Morgan Stanley’s message added: “Key risks to our view include a prolonged global recession or sluggish growth, adverse geopolitical developments, domestic politics and policy errors, shortages of skilled labour, and steep rises in energy and commodity prices.”

It may not be wrong to note that Morgan Stanley’s optimism on India’s economic growth is not quite in keeping with the reports and observations of international agencies such as the World Bank, UNCTAD and Trading Economics global macro models.

The global investment banker seems to have also gone wrong on India’s GDP calculations and forecast.

According to the World Bank, India’s GDP in 2021 was worth US$ 3.173 trillion. Interestingly, the Trading Economics global micro models and analysts projected India’s GDP to “trend around 3000.00 USD Billion in 2023 and 3450.00 USD Billion in 2024.”

There are also variations in the forecast of India’s GDP growth. While the IMF has cut India’s 2022-23 growth forecast to 6.8 percent, UNCTAD, a top UN agency, said India's economic growth will decline to 5.7 percent in 2022, citing higher financing cost and weaker public expenditures.

It expects the GDP growth rate to fall further to 4.7 percent in 2023. UNCTAD’s annual report said the world economy is expected to grow 2.6 percent in 2022. In fact, it may be too early to celebrate India’s economic success through the decade.

Last month, the World Bank had cut its 2022-23 real gross domestic product growth forecast for India to 6.5 percent – from an earlier estimate of 7.5 percent – while warning that spillovers from Russia's invasion of Ukraine and global monetary tightening will weigh on the economic outlook.

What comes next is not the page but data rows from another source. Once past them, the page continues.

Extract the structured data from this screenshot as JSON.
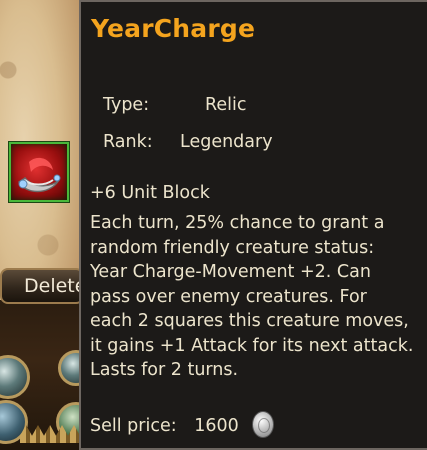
{
  "background": {
    "delete_button_label": "Delete"
  },
  "tooltip": {
    "title": "YearCharge",
    "type_label": "Type:",
    "type_value": "Relic",
    "rank_label": "Rank:",
    "rank_value": "Legendary",
    "stat": "+6 Unit Block",
    "description_lines": [
      "Each turn, 25% chance to grant a",
      "random friendly creature status:",
      "Year Charge-Movement +2. Can",
      "pass over enemy creatures. For",
      "each 2 squares this creature moves,",
      "it gains +1 Attack for its next attack.",
      "Lasts for 2 turns."
    ],
    "sell_label": "Sell price:",
    "sell_value": "1600",
    "currency_icon": "silver-coin-icon"
  },
  "colors": {
    "title": "#f4a41e",
    "text": "#ece4cc",
    "panel_bg": "#1c1a18",
    "slot_border": "#49b83a"
  }
}
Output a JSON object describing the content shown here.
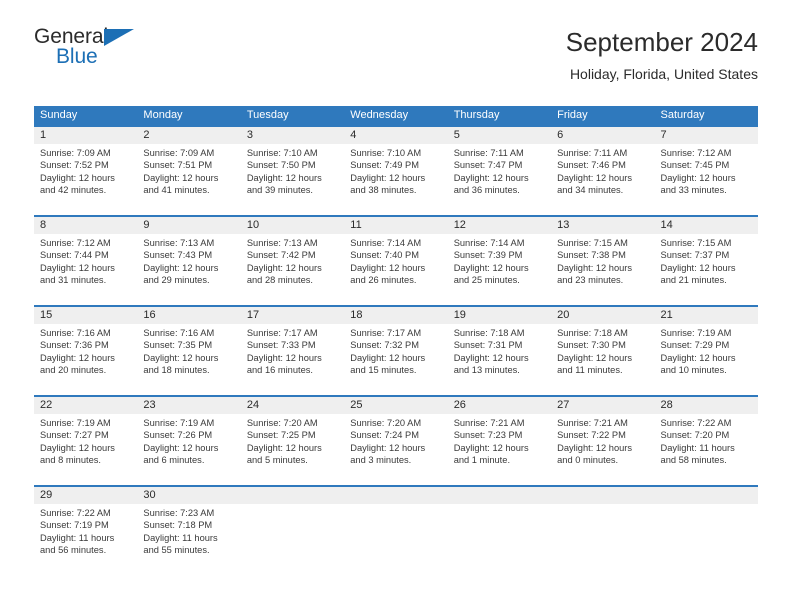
{
  "brand": {
    "name_part1": "General",
    "name_part2": "Blue",
    "color_dark": "#2b2b2b",
    "color_blue": "#1c6fb5"
  },
  "header": {
    "title": "September 2024",
    "subtitle": "Holiday, Florida, United States"
  },
  "theme": {
    "header_row_bg": "#2f79bd",
    "header_row_text": "#ffffff",
    "week_separator": "#2f79bd",
    "daynum_band_bg": "#efefef",
    "body_text": "#3a3a3a"
  },
  "calendar": {
    "columns": [
      "Sunday",
      "Monday",
      "Tuesday",
      "Wednesday",
      "Thursday",
      "Friday",
      "Saturday"
    ],
    "weeks": [
      [
        {
          "day": "1",
          "sunrise": "Sunrise: 7:09 AM",
          "sunset": "Sunset: 7:52 PM",
          "daylight_line1": "Daylight: 12 hours",
          "daylight_line2": "and 42 minutes."
        },
        {
          "day": "2",
          "sunrise": "Sunrise: 7:09 AM",
          "sunset": "Sunset: 7:51 PM",
          "daylight_line1": "Daylight: 12 hours",
          "daylight_line2": "and 41 minutes."
        },
        {
          "day": "3",
          "sunrise": "Sunrise: 7:10 AM",
          "sunset": "Sunset: 7:50 PM",
          "daylight_line1": "Daylight: 12 hours",
          "daylight_line2": "and 39 minutes."
        },
        {
          "day": "4",
          "sunrise": "Sunrise: 7:10 AM",
          "sunset": "Sunset: 7:49 PM",
          "daylight_line1": "Daylight: 12 hours",
          "daylight_line2": "and 38 minutes."
        },
        {
          "day": "5",
          "sunrise": "Sunrise: 7:11 AM",
          "sunset": "Sunset: 7:47 PM",
          "daylight_line1": "Daylight: 12 hours",
          "daylight_line2": "and 36 minutes."
        },
        {
          "day": "6",
          "sunrise": "Sunrise: 7:11 AM",
          "sunset": "Sunset: 7:46 PM",
          "daylight_line1": "Daylight: 12 hours",
          "daylight_line2": "and 34 minutes."
        },
        {
          "day": "7",
          "sunrise": "Sunrise: 7:12 AM",
          "sunset": "Sunset: 7:45 PM",
          "daylight_line1": "Daylight: 12 hours",
          "daylight_line2": "and 33 minutes."
        }
      ],
      [
        {
          "day": "8",
          "sunrise": "Sunrise: 7:12 AM",
          "sunset": "Sunset: 7:44 PM",
          "daylight_line1": "Daylight: 12 hours",
          "daylight_line2": "and 31 minutes."
        },
        {
          "day": "9",
          "sunrise": "Sunrise: 7:13 AM",
          "sunset": "Sunset: 7:43 PM",
          "daylight_line1": "Daylight: 12 hours",
          "daylight_line2": "and 29 minutes."
        },
        {
          "day": "10",
          "sunrise": "Sunrise: 7:13 AM",
          "sunset": "Sunset: 7:42 PM",
          "daylight_line1": "Daylight: 12 hours",
          "daylight_line2": "and 28 minutes."
        },
        {
          "day": "11",
          "sunrise": "Sunrise: 7:14 AM",
          "sunset": "Sunset: 7:40 PM",
          "daylight_line1": "Daylight: 12 hours",
          "daylight_line2": "and 26 minutes."
        },
        {
          "day": "12",
          "sunrise": "Sunrise: 7:14 AM",
          "sunset": "Sunset: 7:39 PM",
          "daylight_line1": "Daylight: 12 hours",
          "daylight_line2": "and 25 minutes."
        },
        {
          "day": "13",
          "sunrise": "Sunrise: 7:15 AM",
          "sunset": "Sunset: 7:38 PM",
          "daylight_line1": "Daylight: 12 hours",
          "daylight_line2": "and 23 minutes."
        },
        {
          "day": "14",
          "sunrise": "Sunrise: 7:15 AM",
          "sunset": "Sunset: 7:37 PM",
          "daylight_line1": "Daylight: 12 hours",
          "daylight_line2": "and 21 minutes."
        }
      ],
      [
        {
          "day": "15",
          "sunrise": "Sunrise: 7:16 AM",
          "sunset": "Sunset: 7:36 PM",
          "daylight_line1": "Daylight: 12 hours",
          "daylight_line2": "and 20 minutes."
        },
        {
          "day": "16",
          "sunrise": "Sunrise: 7:16 AM",
          "sunset": "Sunset: 7:35 PM",
          "daylight_line1": "Daylight: 12 hours",
          "daylight_line2": "and 18 minutes."
        },
        {
          "day": "17",
          "sunrise": "Sunrise: 7:17 AM",
          "sunset": "Sunset: 7:33 PM",
          "daylight_line1": "Daylight: 12 hours",
          "daylight_line2": "and 16 minutes."
        },
        {
          "day": "18",
          "sunrise": "Sunrise: 7:17 AM",
          "sunset": "Sunset: 7:32 PM",
          "daylight_line1": "Daylight: 12 hours",
          "daylight_line2": "and 15 minutes."
        },
        {
          "day": "19",
          "sunrise": "Sunrise: 7:18 AM",
          "sunset": "Sunset: 7:31 PM",
          "daylight_line1": "Daylight: 12 hours",
          "daylight_line2": "and 13 minutes."
        },
        {
          "day": "20",
          "sunrise": "Sunrise: 7:18 AM",
          "sunset": "Sunset: 7:30 PM",
          "daylight_line1": "Daylight: 12 hours",
          "daylight_line2": "and 11 minutes."
        },
        {
          "day": "21",
          "sunrise": "Sunrise: 7:19 AM",
          "sunset": "Sunset: 7:29 PM",
          "daylight_line1": "Daylight: 12 hours",
          "daylight_line2": "and 10 minutes."
        }
      ],
      [
        {
          "day": "22",
          "sunrise": "Sunrise: 7:19 AM",
          "sunset": "Sunset: 7:27 PM",
          "daylight_line1": "Daylight: 12 hours",
          "daylight_line2": "and 8 minutes."
        },
        {
          "day": "23",
          "sunrise": "Sunrise: 7:19 AM",
          "sunset": "Sunset: 7:26 PM",
          "daylight_line1": "Daylight: 12 hours",
          "daylight_line2": "and 6 minutes."
        },
        {
          "day": "24",
          "sunrise": "Sunrise: 7:20 AM",
          "sunset": "Sunset: 7:25 PM",
          "daylight_line1": "Daylight: 12 hours",
          "daylight_line2": "and 5 minutes."
        },
        {
          "day": "25",
          "sunrise": "Sunrise: 7:20 AM",
          "sunset": "Sunset: 7:24 PM",
          "daylight_line1": "Daylight: 12 hours",
          "daylight_line2": "and 3 minutes."
        },
        {
          "day": "26",
          "sunrise": "Sunrise: 7:21 AM",
          "sunset": "Sunset: 7:23 PM",
          "daylight_line1": "Daylight: 12 hours",
          "daylight_line2": "and 1 minute."
        },
        {
          "day": "27",
          "sunrise": "Sunrise: 7:21 AM",
          "sunset": "Sunset: 7:22 PM",
          "daylight_line1": "Daylight: 12 hours",
          "daylight_line2": "and 0 minutes."
        },
        {
          "day": "28",
          "sunrise": "Sunrise: 7:22 AM",
          "sunset": "Sunset: 7:20 PM",
          "daylight_line1": "Daylight: 11 hours",
          "daylight_line2": "and 58 minutes."
        }
      ],
      [
        {
          "day": "29",
          "sunrise": "Sunrise: 7:22 AM",
          "sunset": "Sunset: 7:19 PM",
          "daylight_line1": "Daylight: 11 hours",
          "daylight_line2": "and 56 minutes."
        },
        {
          "day": "30",
          "sunrise": "Sunrise: 7:23 AM",
          "sunset": "Sunset: 7:18 PM",
          "daylight_line1": "Daylight: 11 hours",
          "daylight_line2": "and 55 minutes."
        },
        {
          "day": "",
          "sunrise": "",
          "sunset": "",
          "daylight_line1": "",
          "daylight_line2": ""
        },
        {
          "day": "",
          "sunrise": "",
          "sunset": "",
          "daylight_line1": "",
          "daylight_line2": ""
        },
        {
          "day": "",
          "sunrise": "",
          "sunset": "",
          "daylight_line1": "",
          "daylight_line2": ""
        },
        {
          "day": "",
          "sunrise": "",
          "sunset": "",
          "daylight_line1": "",
          "daylight_line2": ""
        },
        {
          "day": "",
          "sunrise": "",
          "sunset": "",
          "daylight_line1": "",
          "daylight_line2": ""
        }
      ]
    ]
  }
}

In its biannual report on South Asia, the World Bank said: "Private investment growth is likely to be dampened by heightened uncertainty and higher financing costs.”

India’s Reserve Bank too has lately cut the economic growth projection for the current fiscal to seven percent from 7.2 percent estimated earlier because of extended geopolitical tensions and aggressive monetary policy tightening globally.

Morgan Stanley is clearly above all others in projecting India’s economic growth prospects.

Currently, India’s economy is grappling with persistently high levels of inflation and unemployment. The inflation rate has been running above the top of RBI’s tolerance band since the beginning of the year and is set to do so for the rest of 2022. The rising imports and falling exchange value of the rupee are bound to raise the trade deficit during the year.

However, the most positive aspect is that the Indian economy is unlikely to face a demand recession any time soon even though the US and Euro Zone are headed towards recession. The Indian economy is not so coupled with the global economy. And, notably, domestic inflation has not contracted the consumer demand — from automobiles, housing to wage goods.

On the contrary, rising vehicle prices and high petrol and diesel costs have little impact on auto demand in India. The country is expected to be the world's third-largest automotive market in terms of volume by 2030.

Presently, the automobile industry contributes 7.1 percent of India's GDP and 49 percent of its manufacturing GDP. The EV market is expected to grow at a CAGR of 49 percent between 2022-2030 and is expected to hit 10 million-unit annual sales by 2030.

The economy has a strong appetite for large investments in manufacturing and physical infrastructure. The government at the Centre and states need to work hard to induce large foreign direct investors to take advantage of the situation to grow together.